Progéria, quand tu nous tiens
Le plus étrange est de voir le vieillissement accéléré des personnages tordre l’humour du film, comme si ce dernier était atteint de progéria, comme s’il n’y avait plus que les grands-pères et les grands-mères pour rire à la fin. Etrange parce que Clavier n’est pas seulement l’acteur du film, il en est le coscénariste et le producteur, et à ce titre, une personne particulièrement avisée, consciente que le succès des nouveaux Visiteurs tient à la nostalgie des millions de spectateurs du 1 et du 2, mais aussi à sa capacité à attirer une génération qui n’en a rien à cirer, des teenagers dont Cyprien, Norman et Kev Adams sont les étalons comiques, et certainement pas deux vieux anachronismes. Clavier a compris, à l’instar de Riad Sattouf pour Jacky au royaume des filles, qu’il y a tout à gagner à mélanger les générations d’humour. Elles étaient trois chez Sattouf avec Anémone (le Splendid), Didier Bourdon (Les Inconnus) et Vincent Lacoste (Les Beaux gosses, même si ce n’est pas une troupe). Artistiquement, ce mélange contribuait à la belle bizarrerie du film. Economiquement, ça n'a pas été la recette du succès...

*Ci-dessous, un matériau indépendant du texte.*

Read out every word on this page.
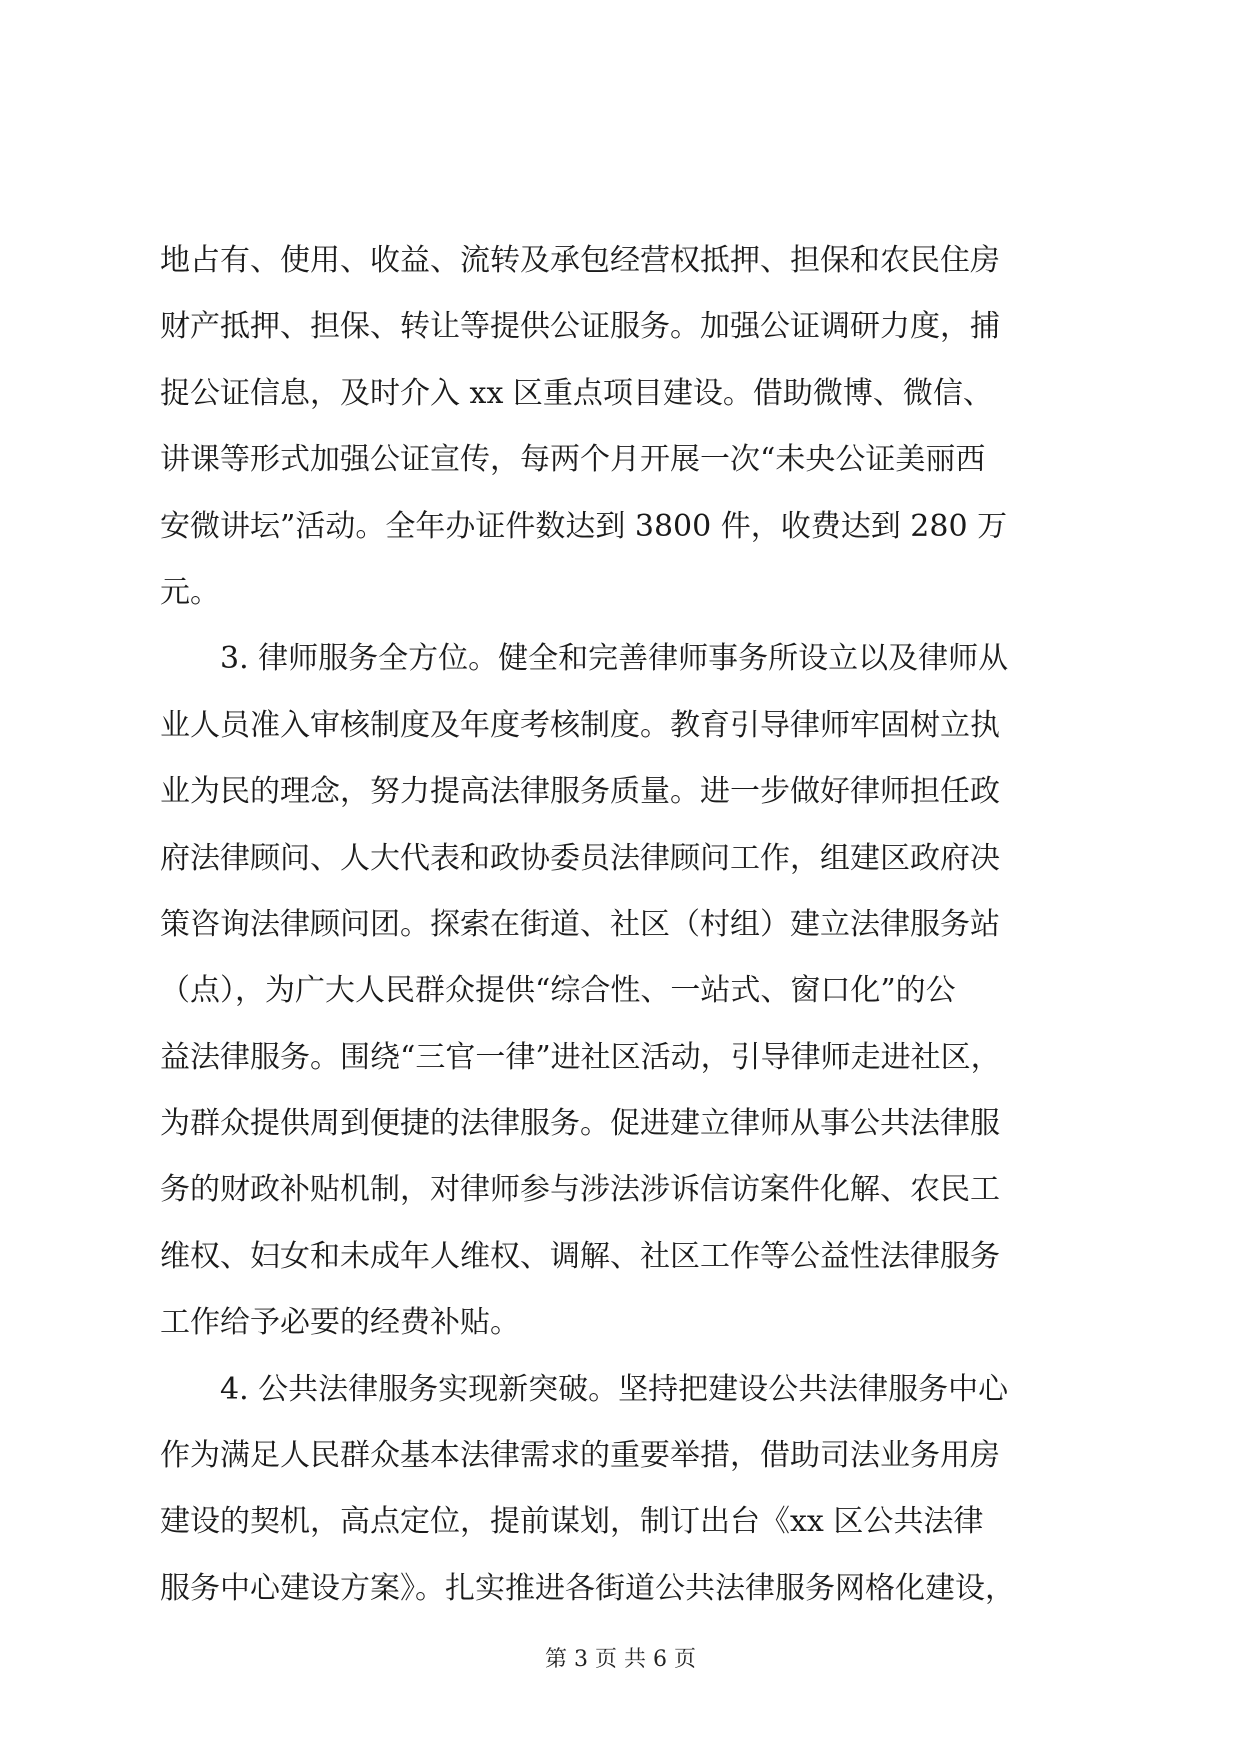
地占有、使用、收益、流转及承包经营权抵押、担保和农民住房
财产抵押、担保、转让等提供公证服务。加强公证调研力度，捕
捉公证信息，及时介入 xx 区重点项目建设。借助微博、微信、
讲课等形式加强公证宣传，每两个月开展一次“未央公证美丽西
安微讲坛”活动。全年办证件数达到 3800 件，收费达到 280 万
元。
　　3. 律师服务全方位。健全和完善律师事务所设立以及律师从
业人员准入审核制度及年度考核制度。教育引导律师牢固树立执
业为民的理念，努力提高法律服务质量。进一步做好律师担任政
府法律顾问、人大代表和政协委员法律顾问工作，组建区政府决
策咨询法律顾问团。探索在街道、社区（村组）建立法律服务站
（点），为广大人民群众提供“综合性、一站式、窗口化”的公
益法律服务。围绕“三官一律”进社区活动，引导律师走进社区，
为群众提供周到便捷的法律服务。促进建立律师从事公共法律服
务的财政补贴机制，对律师参与涉法涉诉信访案件化解、农民工
维权、妇女和未成年人维权、调解、社区工作等公益性法律服务
工作给予必要的经费补贴。
　　4. 公共法律服务实现新突破。坚持把建设公共法律服务中心
作为满足人民群众基本法律需求的重要举措，借助司法业务用房
建设的契机，高点定位，提前谋划，制订出台《xx 区公共法律
服务中心建设方案》。扎实推进各街道公共法律服务网格化建设，
第 3 页 共 6 页
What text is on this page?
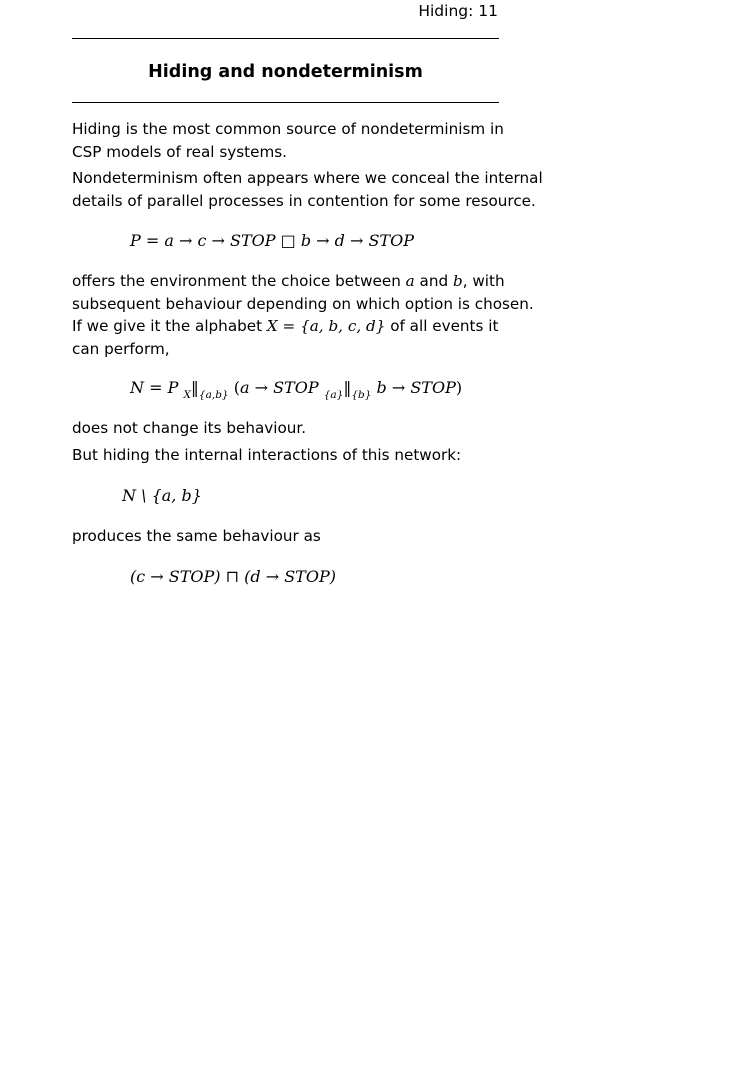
Hiding: 11
Hiding and nondeterminism
Hiding is the most common source of nondeterminism in
CSP models of real systems.
Nondeterminism often appears where we conceal the internal
details of parallel processes in contention for some resource.
P = a → c → STOP □ b → d → STOP
offers the environment the choice between a and b, with
subsequent behaviour depending on which option is chosen.
If we give it the alphabet X = {a, b, c, d} of all events it
can perform,
N = P $_X‖_{\{a,b\}}$ (a → STOP $_{\{a\}}‖_{\{b\}}$ b → STOP)
does not change its behaviour.
But hiding the internal interactions of this network:
N \ {a, b}
produces the same behaviour as
(c → STOP) ⊓ (d → STOP)
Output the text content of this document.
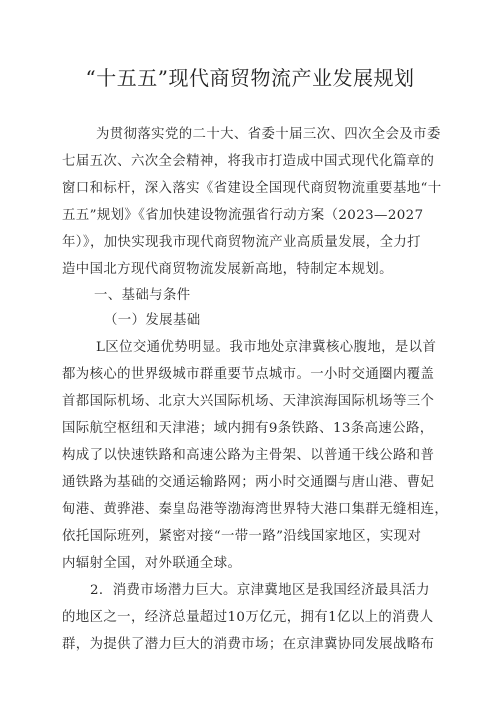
“十五五”现代商贸物流产业发展规划
为贯彻落实党的二十大、省委十届三次、四次全会及市委
七届五次、六次全会精神，将我市打造成中国式现代化篇章的
窗口和标杆，深入落实《省建设全国现代商贸物流重要基地“十
五五”规划》《省加快建设物流强省行动方案（2023—2027
年）》，加快实现我市现代商贸物流产业高质量发展，全力打
造中国北方现代商贸物流发展新高地，特制定本规划。
一、基础与条件
（一）发展基础
L区位交通优势明显。我市地处京津冀核心腹地，是以首
都为核心的世界级城市群重要节点城市。一小时交通圈内覆盖
首都国际机场、北京大兴国际机场、天津滨海国际机场等三个
国际航空枢纽和天津港；域内拥有9条铁路、13条高速公路，
构成了以快速铁路和高速公路为主骨架、以普通干线公路和普
通铁路为基础的交通运输路网；两小时交通圈与唐山港、曹妃
甸港、黄骅港、秦皇岛港等渤海湾世界特大港口集群无缝相连，
依托国际班列，紧密对接“一带一路”沿线国家地区，实现对
内辐射全国，对外联通全球。
2．消费市场潜力巨大。京津冀地区是我国经济最具活力
的地区之一，经济总量超过10万亿元，拥有1亿以上的消费人
群，为提供了潜力巨大的消费市场；在京津冀协同发展战略布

Les Visiteurs 3, lui, appréhende apparemment ce type de casting par le seul angle économique. En bon coach, Clavier a pris des restes de casting de Qu’est-ce qu’on a fait au bon Dieu ? (Abitan donc, Frédérique Bel et Pascal N'Zonzi, dont le nom ne figure pas sur l’affiche, ce qui a indigné les réseaux), Catherine ou Liliane du Petit Journal (Alex Lutz), une Karin Viard sortie de La Famille Bélier (impériale, elle était le seul intérêt du Grand partage, elle est en état de grâce en ce moment et peut tout jouer) et Franck « Patrick » Dubosc. C’est comme si Clavier et Gaumont, producteur et distributeur, espéraient qu’additionner un 5ème du casting de Qu’est-ce qu’on a fait au bon Dieu ?, un demi Catherine et Liliane, et un tiers de celui de La Famille Bélier promettait d'obtenir un box-office additionnant le 5ème des entrées du 1er film cité, la moitié de l’audience du Petit Journal, le tiers des chiffres de La Famille Bélier et tout le public de Camping. On ne voit que l'aspect mercantile parce que jamais ces acteurs ne sont utilisés pour ce qu'ils apportent avec eux, d'histoire, de savoir-faire, d'identité, comme c'était le cas dans Jacky au royaume des filles. Ils ne sont là que pour faire le nombre.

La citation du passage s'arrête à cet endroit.